Sandy Powell has just received two Academy Award nominations at once — for the third time. When the costume designer found out on Tuesday morning that she had been double nominated for Best Costume Design (for Mary Poppins Returns and for The Favourite), she was on the set of her next project, which, if things go how they have historically, might just earn her yet another nomination next year.
"I was at work freezing to death on a set in Savannah on a film I'm working on at the moment called The Glorias, which is about Gloria Steinem," Powell explains when we speak, just a few hours after she found out about her 13th and 14th Oscar nominations. "And then I had work phone calls all morning, running around doing things. Then I got a text message from somebody saying, 'congratulations.'" She adds with a laugh, "And then I got lots of other messages from other people saying congratulations."
Powell has so many recognizable credits to her name that it's hard to know where to start. She won Oscars for Shakespeare in Love, The Aviator, and The Young Victoria. She's collaborated with Martin Scorsese six — soon to be seven — times. Four years ago, she looked back to the 1950s for Carol and explored fairytales for Cinderella, and ended up Oscar-nominated for both. She even has an OBE, for crying out loud.
Still, adding two more Academy Award nods to her collection is a big deal. "Oh, it's surprising," she says of being double-nominated yet again. "You never get complacent about it. It's always surprising." And nerve-wracking, apparently. "You immediately feel sick, because you go, 'oh, now I have to think of something to wear, and how I'm going to get there, and the pressure of it all," Powell explains.
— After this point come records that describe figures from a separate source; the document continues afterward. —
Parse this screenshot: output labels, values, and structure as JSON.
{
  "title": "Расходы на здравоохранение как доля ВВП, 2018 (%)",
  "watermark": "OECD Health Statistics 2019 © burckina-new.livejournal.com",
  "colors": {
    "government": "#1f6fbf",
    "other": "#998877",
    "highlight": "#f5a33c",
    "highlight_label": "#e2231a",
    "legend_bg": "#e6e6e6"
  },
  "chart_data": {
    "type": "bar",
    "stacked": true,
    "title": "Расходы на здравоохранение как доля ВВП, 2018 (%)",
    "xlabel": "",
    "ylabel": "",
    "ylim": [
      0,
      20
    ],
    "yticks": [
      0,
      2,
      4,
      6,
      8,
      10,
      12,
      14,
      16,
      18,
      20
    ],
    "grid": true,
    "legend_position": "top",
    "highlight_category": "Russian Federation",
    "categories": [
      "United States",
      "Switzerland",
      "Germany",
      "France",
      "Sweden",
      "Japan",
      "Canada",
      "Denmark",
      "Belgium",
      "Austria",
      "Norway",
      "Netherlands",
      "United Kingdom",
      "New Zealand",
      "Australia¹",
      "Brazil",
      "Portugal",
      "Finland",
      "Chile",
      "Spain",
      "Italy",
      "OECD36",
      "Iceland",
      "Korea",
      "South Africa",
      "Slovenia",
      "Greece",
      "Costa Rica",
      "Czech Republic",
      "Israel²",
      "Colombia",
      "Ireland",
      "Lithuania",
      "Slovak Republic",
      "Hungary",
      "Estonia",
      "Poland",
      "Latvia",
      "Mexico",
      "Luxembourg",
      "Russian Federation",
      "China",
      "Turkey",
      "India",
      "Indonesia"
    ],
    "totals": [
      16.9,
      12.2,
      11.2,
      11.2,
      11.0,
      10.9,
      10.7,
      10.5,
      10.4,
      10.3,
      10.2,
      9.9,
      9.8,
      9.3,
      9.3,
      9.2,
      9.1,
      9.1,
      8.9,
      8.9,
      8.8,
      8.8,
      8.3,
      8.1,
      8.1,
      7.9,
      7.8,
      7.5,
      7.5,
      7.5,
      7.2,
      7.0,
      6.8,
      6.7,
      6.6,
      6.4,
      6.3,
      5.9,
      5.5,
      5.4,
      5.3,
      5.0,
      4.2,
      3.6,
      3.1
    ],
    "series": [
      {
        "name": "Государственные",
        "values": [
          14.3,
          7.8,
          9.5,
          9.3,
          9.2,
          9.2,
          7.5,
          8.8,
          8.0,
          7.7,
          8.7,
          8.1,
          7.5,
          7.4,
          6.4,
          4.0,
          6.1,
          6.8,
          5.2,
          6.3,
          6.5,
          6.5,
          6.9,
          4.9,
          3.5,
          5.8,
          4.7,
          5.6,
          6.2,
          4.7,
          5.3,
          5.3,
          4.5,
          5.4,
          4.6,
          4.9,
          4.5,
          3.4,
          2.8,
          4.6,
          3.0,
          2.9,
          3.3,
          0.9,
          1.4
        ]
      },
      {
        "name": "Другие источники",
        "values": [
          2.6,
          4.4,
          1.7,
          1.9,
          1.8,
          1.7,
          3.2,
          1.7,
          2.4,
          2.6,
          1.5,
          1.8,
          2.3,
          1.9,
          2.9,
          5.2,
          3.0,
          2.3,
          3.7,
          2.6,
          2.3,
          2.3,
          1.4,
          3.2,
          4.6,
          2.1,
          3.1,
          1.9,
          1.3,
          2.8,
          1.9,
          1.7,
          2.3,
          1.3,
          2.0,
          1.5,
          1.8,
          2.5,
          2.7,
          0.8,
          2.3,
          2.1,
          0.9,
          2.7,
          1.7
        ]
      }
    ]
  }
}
It helps that Mary Poppins Returns (which got four nominations in total) and The Favourite (which earned 10) are two very different films. "I think if I was doing something very similar at the same time, it would have been easy to have got muddled up," says Powell. That said, she won't refuse a project because it's too similar to another one she's working on. "I choose the things I do because I want to do them. Because I like the project. I like the subject matter or I like the director, whatever it is."
Due to her working on them at the same time, the two Oscar-nominated films play off of each other for Powell in a way that audiences would likely never connect. "Mary Poppins is absolutely full of color, and then The Favourite, I kind of stripped out the color and just stuck to monochrome," she explains. "It's just part of thinking about I need to do something completely different."
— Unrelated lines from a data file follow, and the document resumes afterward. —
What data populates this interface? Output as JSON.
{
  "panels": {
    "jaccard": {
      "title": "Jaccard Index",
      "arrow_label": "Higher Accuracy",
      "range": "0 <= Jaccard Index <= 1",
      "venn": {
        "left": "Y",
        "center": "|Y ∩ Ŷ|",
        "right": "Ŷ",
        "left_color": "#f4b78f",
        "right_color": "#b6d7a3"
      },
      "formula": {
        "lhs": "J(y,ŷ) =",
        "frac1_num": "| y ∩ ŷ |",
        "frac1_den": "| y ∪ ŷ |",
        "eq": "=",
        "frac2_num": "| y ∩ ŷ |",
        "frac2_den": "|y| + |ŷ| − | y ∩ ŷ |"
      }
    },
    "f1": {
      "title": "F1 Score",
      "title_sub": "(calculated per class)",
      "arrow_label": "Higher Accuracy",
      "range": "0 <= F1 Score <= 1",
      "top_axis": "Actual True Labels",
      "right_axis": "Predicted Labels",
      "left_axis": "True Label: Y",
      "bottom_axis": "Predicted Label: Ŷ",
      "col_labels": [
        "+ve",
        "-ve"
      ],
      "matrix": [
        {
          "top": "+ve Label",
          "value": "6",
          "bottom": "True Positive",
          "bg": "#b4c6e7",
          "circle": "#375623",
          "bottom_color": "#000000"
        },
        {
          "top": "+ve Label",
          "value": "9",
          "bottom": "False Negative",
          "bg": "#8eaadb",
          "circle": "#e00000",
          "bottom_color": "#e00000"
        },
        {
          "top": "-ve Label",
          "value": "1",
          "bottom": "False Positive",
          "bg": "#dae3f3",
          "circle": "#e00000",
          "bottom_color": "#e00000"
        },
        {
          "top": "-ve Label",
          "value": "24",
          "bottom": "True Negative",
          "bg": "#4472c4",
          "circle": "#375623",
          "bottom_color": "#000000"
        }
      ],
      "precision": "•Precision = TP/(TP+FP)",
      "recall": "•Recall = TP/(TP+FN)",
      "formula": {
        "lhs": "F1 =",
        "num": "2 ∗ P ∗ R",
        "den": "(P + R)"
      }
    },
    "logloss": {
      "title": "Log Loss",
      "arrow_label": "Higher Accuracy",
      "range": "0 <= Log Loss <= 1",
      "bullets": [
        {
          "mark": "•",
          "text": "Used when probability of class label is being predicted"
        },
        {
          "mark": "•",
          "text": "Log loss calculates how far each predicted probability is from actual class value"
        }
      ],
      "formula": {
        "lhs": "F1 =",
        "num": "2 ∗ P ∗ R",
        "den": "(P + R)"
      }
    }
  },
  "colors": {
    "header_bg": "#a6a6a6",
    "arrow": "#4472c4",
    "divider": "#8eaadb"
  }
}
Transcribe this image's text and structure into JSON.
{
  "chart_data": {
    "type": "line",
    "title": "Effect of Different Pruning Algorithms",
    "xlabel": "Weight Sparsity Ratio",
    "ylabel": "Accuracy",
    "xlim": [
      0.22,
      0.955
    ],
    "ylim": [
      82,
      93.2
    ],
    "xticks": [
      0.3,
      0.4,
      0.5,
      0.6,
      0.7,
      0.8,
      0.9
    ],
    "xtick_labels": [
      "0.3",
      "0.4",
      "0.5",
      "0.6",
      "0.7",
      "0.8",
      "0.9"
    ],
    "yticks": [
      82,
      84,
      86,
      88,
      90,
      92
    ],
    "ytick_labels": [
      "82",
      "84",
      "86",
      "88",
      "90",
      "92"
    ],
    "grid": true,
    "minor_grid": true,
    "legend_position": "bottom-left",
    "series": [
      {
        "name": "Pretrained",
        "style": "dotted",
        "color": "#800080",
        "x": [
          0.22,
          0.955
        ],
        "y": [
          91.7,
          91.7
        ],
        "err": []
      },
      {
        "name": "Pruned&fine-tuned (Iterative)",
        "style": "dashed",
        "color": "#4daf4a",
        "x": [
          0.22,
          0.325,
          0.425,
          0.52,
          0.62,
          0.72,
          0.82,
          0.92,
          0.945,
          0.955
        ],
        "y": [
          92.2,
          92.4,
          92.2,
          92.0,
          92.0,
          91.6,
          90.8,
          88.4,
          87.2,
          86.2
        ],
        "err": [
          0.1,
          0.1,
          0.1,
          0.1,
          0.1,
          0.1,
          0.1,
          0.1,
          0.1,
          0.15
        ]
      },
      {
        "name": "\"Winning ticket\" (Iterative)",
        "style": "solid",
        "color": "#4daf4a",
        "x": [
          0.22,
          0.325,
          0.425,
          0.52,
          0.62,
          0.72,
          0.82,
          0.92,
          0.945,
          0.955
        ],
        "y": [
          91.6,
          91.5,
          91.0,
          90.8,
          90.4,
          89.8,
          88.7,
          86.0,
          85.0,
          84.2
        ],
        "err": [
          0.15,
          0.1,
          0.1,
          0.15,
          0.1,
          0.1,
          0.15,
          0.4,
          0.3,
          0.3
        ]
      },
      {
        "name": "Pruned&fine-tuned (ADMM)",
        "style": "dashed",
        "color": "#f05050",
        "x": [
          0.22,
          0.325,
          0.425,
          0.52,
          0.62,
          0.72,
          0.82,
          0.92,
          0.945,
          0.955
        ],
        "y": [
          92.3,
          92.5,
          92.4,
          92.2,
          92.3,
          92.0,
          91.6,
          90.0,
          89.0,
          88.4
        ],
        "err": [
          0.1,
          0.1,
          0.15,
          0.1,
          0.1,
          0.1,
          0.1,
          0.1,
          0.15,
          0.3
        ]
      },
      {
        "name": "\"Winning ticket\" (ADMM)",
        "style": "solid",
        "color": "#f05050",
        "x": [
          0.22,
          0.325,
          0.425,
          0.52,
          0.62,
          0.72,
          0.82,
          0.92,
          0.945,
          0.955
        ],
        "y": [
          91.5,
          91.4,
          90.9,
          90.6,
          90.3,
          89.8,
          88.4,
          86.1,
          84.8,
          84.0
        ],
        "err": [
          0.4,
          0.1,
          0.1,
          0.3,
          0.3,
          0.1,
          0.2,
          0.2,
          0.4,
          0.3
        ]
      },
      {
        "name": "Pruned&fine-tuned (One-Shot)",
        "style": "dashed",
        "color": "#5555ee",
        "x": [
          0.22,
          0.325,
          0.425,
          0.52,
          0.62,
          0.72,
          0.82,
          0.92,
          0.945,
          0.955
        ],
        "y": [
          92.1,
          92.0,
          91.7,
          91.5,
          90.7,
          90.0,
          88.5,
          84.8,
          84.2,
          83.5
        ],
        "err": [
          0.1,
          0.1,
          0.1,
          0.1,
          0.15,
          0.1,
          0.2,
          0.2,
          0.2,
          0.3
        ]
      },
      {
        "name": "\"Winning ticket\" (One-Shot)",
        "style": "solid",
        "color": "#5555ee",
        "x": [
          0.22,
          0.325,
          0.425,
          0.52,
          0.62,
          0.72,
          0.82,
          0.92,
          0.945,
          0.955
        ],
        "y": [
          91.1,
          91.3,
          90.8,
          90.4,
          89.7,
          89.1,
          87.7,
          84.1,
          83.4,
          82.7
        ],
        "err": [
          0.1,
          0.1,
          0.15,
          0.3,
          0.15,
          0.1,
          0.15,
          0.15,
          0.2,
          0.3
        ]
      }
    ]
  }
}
Powell describes Mary Poppins Returns as being "about three times the scale, if not more, than The Favourite" with a long prep time that allowed her to work with the actors in rehearsals since the costumes would have to function in motion for dance numbers. For Mary's look, she paid "homage to the original Mary Poppins, but without it being the same", and says that while the overall costume look is completely different than that of the 1964 movie, "it has the same feeling and it has the same sentiment."
As for The Favourite, Powell started by researching the period and stuck with historically accurate cuts with her designs, "but then took liberties with the choice of fabric and the treatment of the fabric." She explains, "There's certainly very modern elements. Modern fabrics like denim. Recycled jeans we used to make all the servants' costumes. And then laser-cut cotton I used instead of lace. Those are very modern elements and fabrics and choices put together, but with the historically accurate silhouette."
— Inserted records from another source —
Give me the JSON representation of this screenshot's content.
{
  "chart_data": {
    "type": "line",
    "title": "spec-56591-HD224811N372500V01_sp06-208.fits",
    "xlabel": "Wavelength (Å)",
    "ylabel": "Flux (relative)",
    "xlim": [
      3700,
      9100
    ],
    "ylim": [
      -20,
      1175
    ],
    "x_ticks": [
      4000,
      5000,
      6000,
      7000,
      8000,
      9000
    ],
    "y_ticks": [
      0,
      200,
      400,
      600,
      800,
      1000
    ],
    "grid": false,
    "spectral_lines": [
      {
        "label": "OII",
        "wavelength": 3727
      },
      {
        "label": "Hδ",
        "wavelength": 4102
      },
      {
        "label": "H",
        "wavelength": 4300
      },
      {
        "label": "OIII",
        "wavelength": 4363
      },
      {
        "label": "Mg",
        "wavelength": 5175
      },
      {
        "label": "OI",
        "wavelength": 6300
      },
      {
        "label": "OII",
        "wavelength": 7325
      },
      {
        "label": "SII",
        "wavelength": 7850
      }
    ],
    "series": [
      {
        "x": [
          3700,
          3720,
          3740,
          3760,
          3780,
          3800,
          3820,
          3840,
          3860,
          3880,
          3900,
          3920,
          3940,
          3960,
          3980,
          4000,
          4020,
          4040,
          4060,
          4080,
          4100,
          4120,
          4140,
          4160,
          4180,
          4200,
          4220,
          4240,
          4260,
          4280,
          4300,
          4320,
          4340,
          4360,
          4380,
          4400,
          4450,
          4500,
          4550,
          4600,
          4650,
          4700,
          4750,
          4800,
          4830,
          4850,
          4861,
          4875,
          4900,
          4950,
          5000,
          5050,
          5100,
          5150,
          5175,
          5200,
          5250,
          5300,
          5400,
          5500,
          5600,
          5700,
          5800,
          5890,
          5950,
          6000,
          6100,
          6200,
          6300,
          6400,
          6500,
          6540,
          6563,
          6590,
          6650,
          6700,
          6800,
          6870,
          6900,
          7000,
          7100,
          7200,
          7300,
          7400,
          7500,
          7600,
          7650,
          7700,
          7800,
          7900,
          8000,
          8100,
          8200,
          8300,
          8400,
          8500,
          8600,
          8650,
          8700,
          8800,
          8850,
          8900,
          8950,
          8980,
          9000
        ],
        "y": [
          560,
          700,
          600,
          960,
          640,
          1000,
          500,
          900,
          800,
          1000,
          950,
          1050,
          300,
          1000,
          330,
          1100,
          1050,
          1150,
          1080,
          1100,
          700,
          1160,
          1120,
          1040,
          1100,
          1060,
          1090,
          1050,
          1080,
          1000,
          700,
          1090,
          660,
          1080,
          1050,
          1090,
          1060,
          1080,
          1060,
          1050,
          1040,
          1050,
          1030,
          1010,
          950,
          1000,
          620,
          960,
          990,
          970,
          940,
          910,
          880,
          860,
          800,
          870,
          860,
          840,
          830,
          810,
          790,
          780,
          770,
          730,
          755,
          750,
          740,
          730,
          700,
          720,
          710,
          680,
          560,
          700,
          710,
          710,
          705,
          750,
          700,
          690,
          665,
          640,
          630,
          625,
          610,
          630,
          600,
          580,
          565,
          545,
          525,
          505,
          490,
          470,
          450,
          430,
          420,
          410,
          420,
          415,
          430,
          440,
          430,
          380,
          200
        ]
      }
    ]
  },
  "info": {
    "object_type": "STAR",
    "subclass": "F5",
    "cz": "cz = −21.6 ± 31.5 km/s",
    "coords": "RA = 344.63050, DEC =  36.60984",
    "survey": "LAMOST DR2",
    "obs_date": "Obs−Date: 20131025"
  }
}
This came into play with the memorable costume Rachel Weisz's character, Lady Sarah, wears in a scene where she shoots a gun. "For me, her character is the strongest," Powell says. "Well, she gives the impression of being the strongest, and the most in control of her feelings, for sure. And I just wanted to show that in her clothes."
Which she did, by using "elements of men's tailoring, which is not totally inaccurate in terms of what women wore if they were riding or shooting or doing any kind of sport," says the designer, adding, "I just took it a step forward and put her in the britches, and actually dressed her in men's clothing. But I don't think she looks very much like a man. She's wearing the same items of clothing as the men wear, but it looks completely different on a woman."
Yet while Powell may be a woman nominated for working on women-centered films, when it came to the amount of women Oscar-nominated across the board this year, many of the categories were seriously lacking. The Best Costume Design category was swept by women, but Best Director, Best Cinematography, Best Original Score, and Best Film Editing feature no women at all. In the writing categories, only two of the 20 total nominees are women.
"It is disappointing, actually," Powell says of these statistics. "It's a shame. And [women are] out there. It's not that they're not out there... I think they just need to be encouraged. More women need to be encouraged to be doing it and be given the opportunities to do it."
The designer believes that the number of nominated women will increase eventually, but she notes that the Oscars are only one way of looking at the situation. "Although it's really great and flattering to be nominated and to be rewarded for what you do, it's not really what counts. It's actually your body of work," says Powell. "There are plenty of women out there with really great work. They're just not getting prizes for it."
If Powell takes home her fourth prize at the Oscars on February 24, she'll be only the third person to win four Best Costume Design Academy Awards. So if any aspiring women filmmakers are watching from home, they should use her as inspiration in any area of the film industry. Not for her many awards, but for her passion.